I came to Houston two days before Hurricane Katrina hit the Gulf Coast. I was supposed to start at the Chronicle as a cops reporter a week later. But when 250,000 people poured into the city looking for help, I was called in early during one of the most hectic weeks the Chronicle newsroom has seen in years.
Pretty soon, I was spending more hours at Houston's George R. Brown Convention Center, the second largest shelter housing Katrina's victims, than I had spent at my apartment.
The inflatable beds at the shelter were arranged into neat rows, coded with the names of colors. One man told me he lived "on Red Street" and laughed, pointing to his mattress, covered in donated blankets that didn't match. That mattress and the plastic bags of supplies around it were all the property he could depend on.
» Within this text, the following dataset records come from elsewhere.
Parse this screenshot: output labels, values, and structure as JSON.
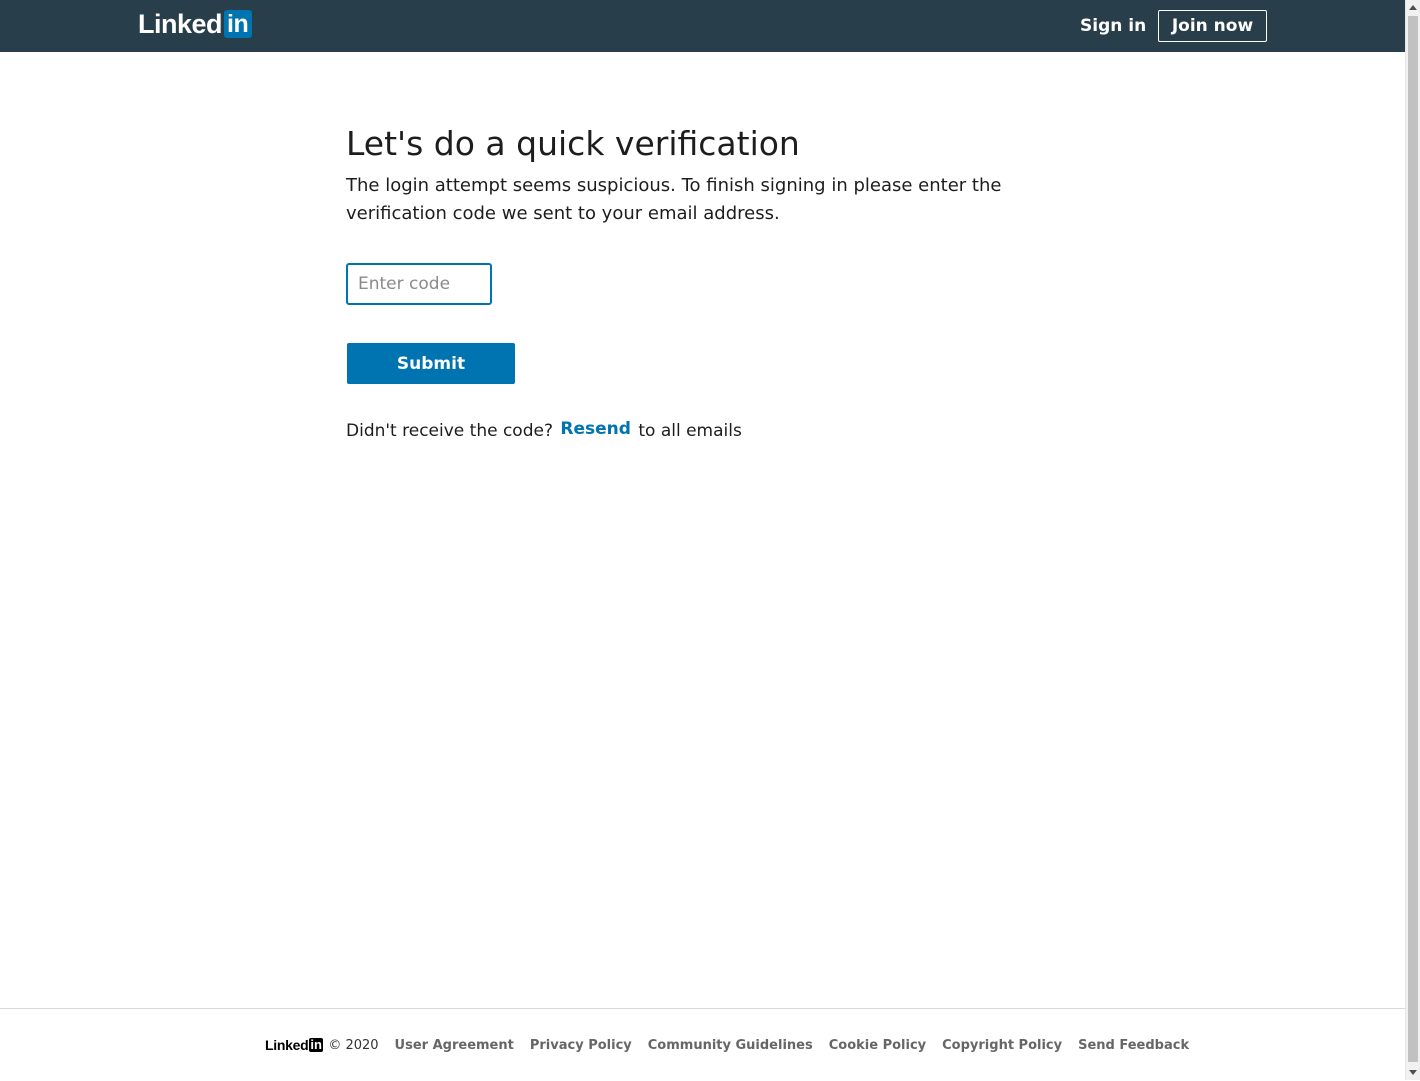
{
  "header": {
    "logo_text": "Linked",
    "logo_box": "in",
    "sign_in": "Sign in",
    "join_now": "Join now"
  },
  "main": {
    "title": "Let's do a quick verification",
    "subtitle": "The login attempt seems suspicious. To finish signing in please enter the verification code we sent to your email address.",
    "code_placeholder": "Enter code",
    "code_value": "",
    "submit_label": "Submit",
    "resend_prefix": "Didn't receive the code?",
    "resend_link": "Resend",
    "resend_suffix": "to all emails"
  },
  "footer": {
    "logo_text": "Linked",
    "logo_box": "in",
    "copyright": "© 2020",
    "links": [
      "User Agreement",
      "Privacy Policy",
      "Community Guidelines",
      "Cookie Policy",
      "Copyright Policy",
      "Send Feedback"
    ]
  },
  "colors": {
    "header_bg": "#283e4a",
    "brand_blue": "#0073b1"
  }
}
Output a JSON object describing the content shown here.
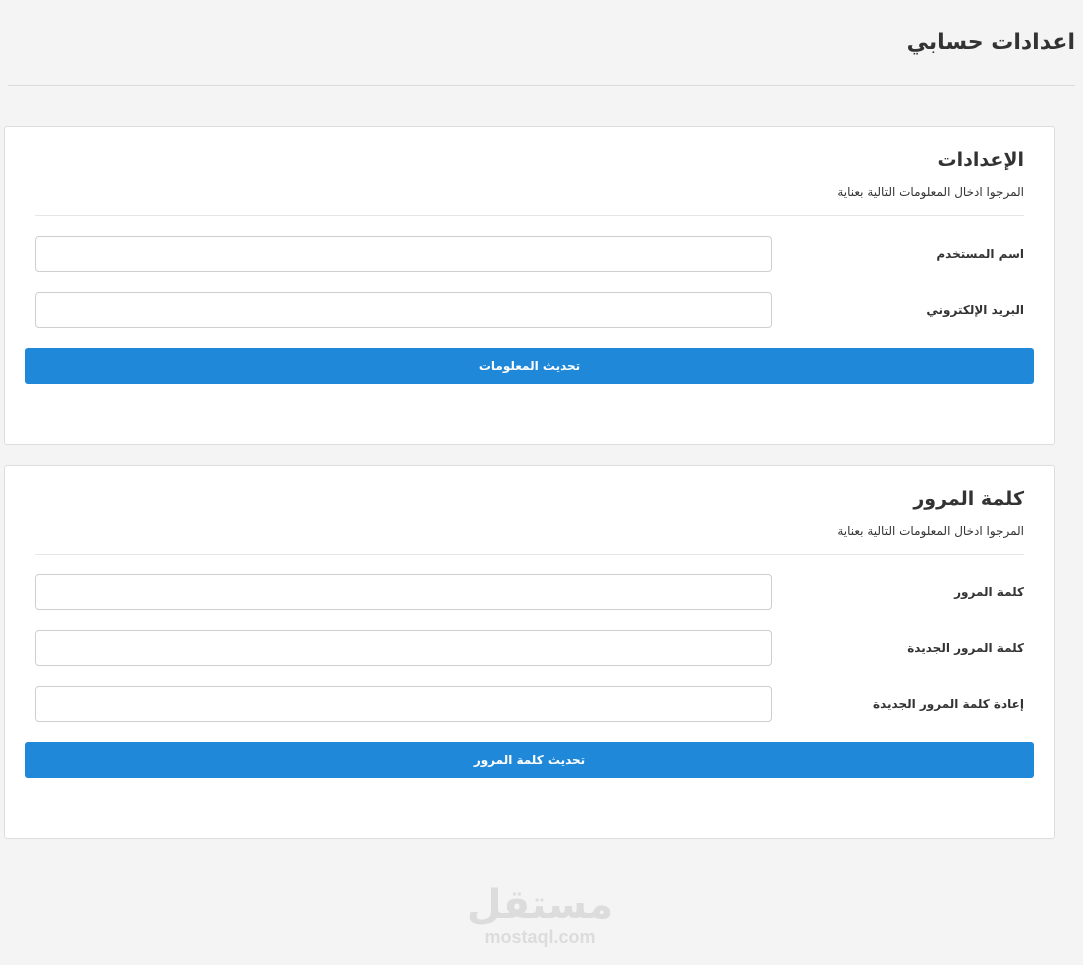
{
  "page": {
    "title": "اعدادات حسابي"
  },
  "settings_card": {
    "title": "الإعدادات",
    "subtitle": "المرجوا ادخال المعلومات التالية بعناية",
    "fields": [
      {
        "label": "اسم المستخدم",
        "value": "",
        "placeholder": ""
      },
      {
        "label": "البريد الإلكتروني",
        "value": "",
        "placeholder": ""
      }
    ],
    "button_label": "تحديث المعلومات"
  },
  "password_card": {
    "title": "كلمة المرور",
    "subtitle": "المرجوا ادخال المعلومات التالية بعناية",
    "fields": [
      {
        "label": "كلمة المرور",
        "value": "",
        "placeholder": ""
      },
      {
        "label": "كلمة المرور الجديدة",
        "value": "",
        "placeholder": ""
      },
      {
        "label": "إعادة كلمة المرور الجديدة",
        "value": "",
        "placeholder": ""
      }
    ],
    "button_label": "تحديث كلمة المرور"
  },
  "watermark": {
    "logo_text": "مستقل",
    "domain": "mostaql.com"
  },
  "colors": {
    "background": "#f4f4f4",
    "card_background": "#ffffff",
    "primary_button": "#2088d9",
    "text": "#333333"
  }
}
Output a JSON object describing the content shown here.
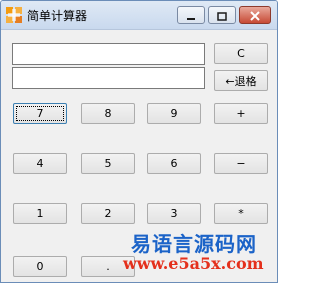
{
  "window": {
    "title": "简单计算器",
    "icon": "calculator-plus-icon",
    "controls": [
      "minimize-icon",
      "maximize-icon",
      "close-icon"
    ]
  },
  "display": {
    "expression_value": "",
    "result_value": ""
  },
  "buttons": {
    "clear": "C",
    "backspace": "←退格",
    "n7": "7",
    "n8": "8",
    "n9": "9",
    "plus": "+",
    "n4": "4",
    "n5": "5",
    "n6": "6",
    "minus": "−",
    "n1": "1",
    "n2": "2",
    "n3": "3",
    "multiply": "*",
    "n0": "0",
    "dot": "."
  },
  "watermark": {
    "name": "易语言源码网",
    "url": "www.e5a5x.com"
  },
  "colors": {
    "watermark_name": "#1b63c8",
    "watermark_url": "#e4301c",
    "window_border": "#6b8db8"
  }
}
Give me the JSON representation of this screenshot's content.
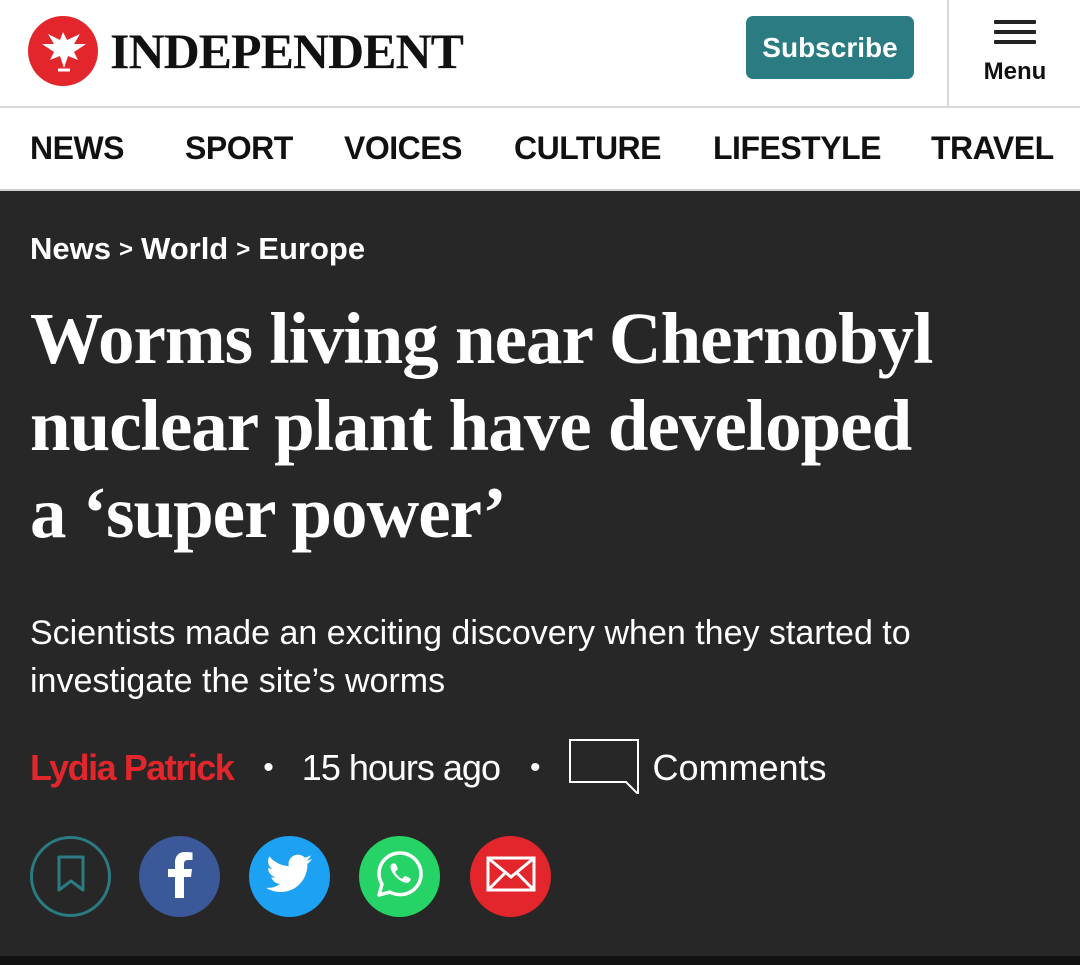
{
  "header": {
    "logo_text": "INDEPENDENT",
    "subscribe_label": "Subscribe",
    "menu_label": "Menu"
  },
  "nav": {
    "items": [
      "NEWS",
      "SPORT",
      "VOICES",
      "CULTURE",
      "LIFESTYLE",
      "TRAVEL"
    ]
  },
  "breadcrumb": {
    "items": [
      "News",
      "World",
      "Europe"
    ],
    "separator": ">"
  },
  "article": {
    "headline_lines": [
      "Worms living near Chernobyl",
      "nuclear plant have developed",
      "a ‘super power’"
    ],
    "standfirst": "Scientists made an exciting discovery when they started to investigate the site’s worms",
    "author": "Lydia Patrick",
    "time": "15 hours ago",
    "bullet": "•",
    "comments_label": "Comments"
  },
  "share": {
    "buttons": [
      {
        "icon": "bookmark-icon",
        "color": "#2a7c82"
      },
      {
        "icon": "facebook-icon",
        "color": "#3b5998"
      },
      {
        "icon": "twitter-icon",
        "color": "#1da1f2"
      },
      {
        "icon": "whatsapp-icon",
        "color": "#25d366"
      },
      {
        "icon": "email-icon",
        "color": "#e3262b"
      }
    ]
  },
  "colors": {
    "brand_red": "#e3262b",
    "subscribe_teal": "#2a7c82",
    "article_bg": "#272727"
  }
}
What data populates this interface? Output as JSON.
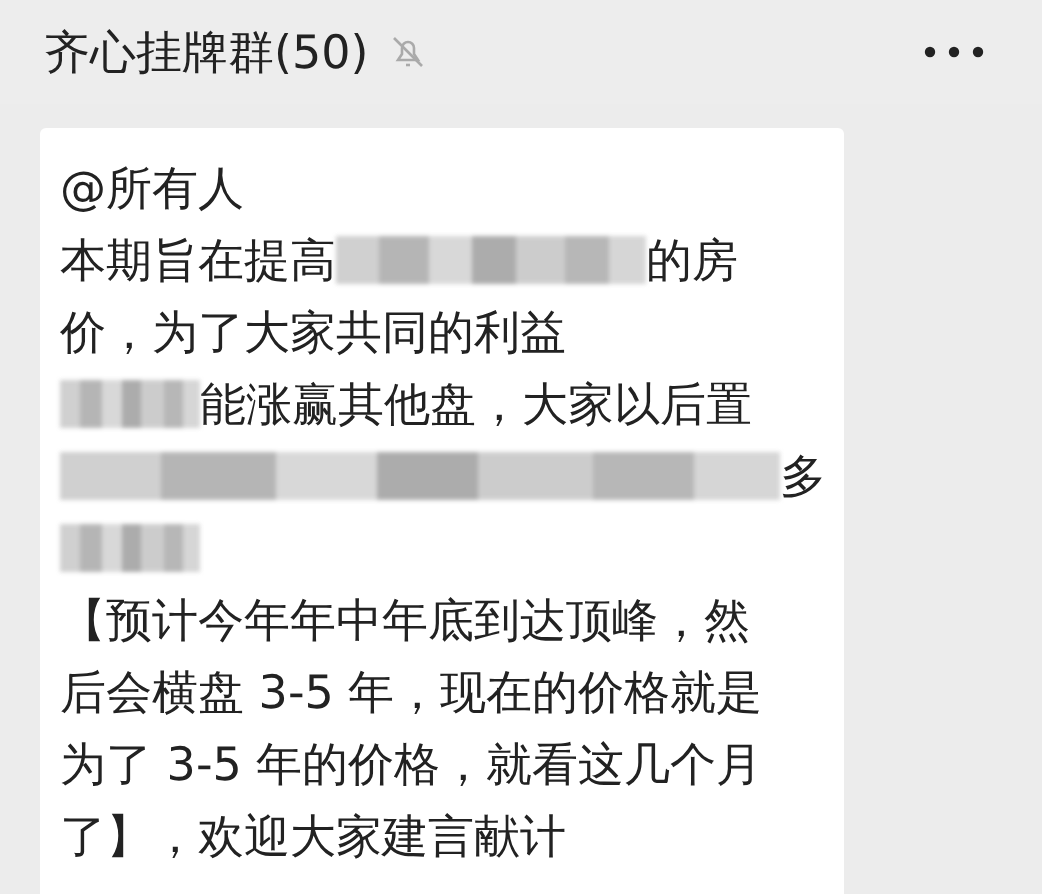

It's hard to say what it's like to be in a place like this, doing a job like this. When you're waiting for a source and you exhale and look around, it really hits you. But you're not always thinking of the bigger picture. There are distractions.
Deadlines, for one.
Rules and regulations, for another. The media can't just roam free, I was told, over and over again. Don't go anywhere until you go to the PR office in room 302C and get an escort. And make sure you sign in and out. Where's your press badge?
Oh, right. That. Thing is, I was still just getting used to being called "the media." The third day I came in one PR official called me the "runaway reporter" and was a little wary to let me go to the bathroom by myself. Given time, I behaved.
And let's not forget the celebrities. Bill Cosby, the Florida Marlins, House Minority Leader Nancy Pelosi. They and others came and had their much-photographed moments.
Bill Cosby was a surprise for everybody. I heard his voice booming on the PA system and rushed downstairs to see. A man who saw him said it was great that he was there, "but I just spent nine days underwater." Then he told me he was still looking for his wife, and would I please write her name down? He gave me its spelling, and my heart broke. I had written down so many of those names, and there was only a slim chance any of them would make it in the paper.
Sometimes it's the little kids, the ones too young to understand, who make me and everybody else forget and smile. When everyone trudges, they race. They spin and laugh and sometimes misbehave. They take things in stride, because somebody else is there to do the worrying for them. Though that's not true for all of them.
A large message board covers a part of a wall on the first floor:
"Has anyone seen Christopher?" and "Shaniqua, baby, we're looking for you."
Every day, you hear about tearful reunions. Heartfelt donations. People leaving the shelter to go somewhere real, somewhere private.
But so many tears are still shed in the darkest sadness. I see some people sitting on their mattresses, alone, staring at the floor. I want to know what they're thinking. I want to tell their stories. And when I ask for them, I want them to smile, even if just for a second.
Sunday, September 7, I thought I had seen enough to go back to the newsroom and type up 15 inches on Houston hotel-bound evacuees by the 6:00 p.m. deadline. But then I knocked on room 220 and there was Shannelle with Erick, and inside, two other children, one running around in a diaper still wet from a dip in the outdoor pool. There was a story about hope and loss. Something important. I said goodbye and wished her luck.
Her part of my story was cut before it went to print some days later.
I know there's no way to knock on all the doors. There are thousands. It would take forever. But as the country struggles to make sense of Hurricane Katrina and its aftermath, I hope we get to enough of them. And I hope that when they open, we pay attention to what's inside.
Mónica Guzmán '05 was Senior Editor of the Orient during the 2004-2005 academic year. She is currently working for Hearst Newspapers and is assigned to The Houston Chronicle where she is a staff reporter.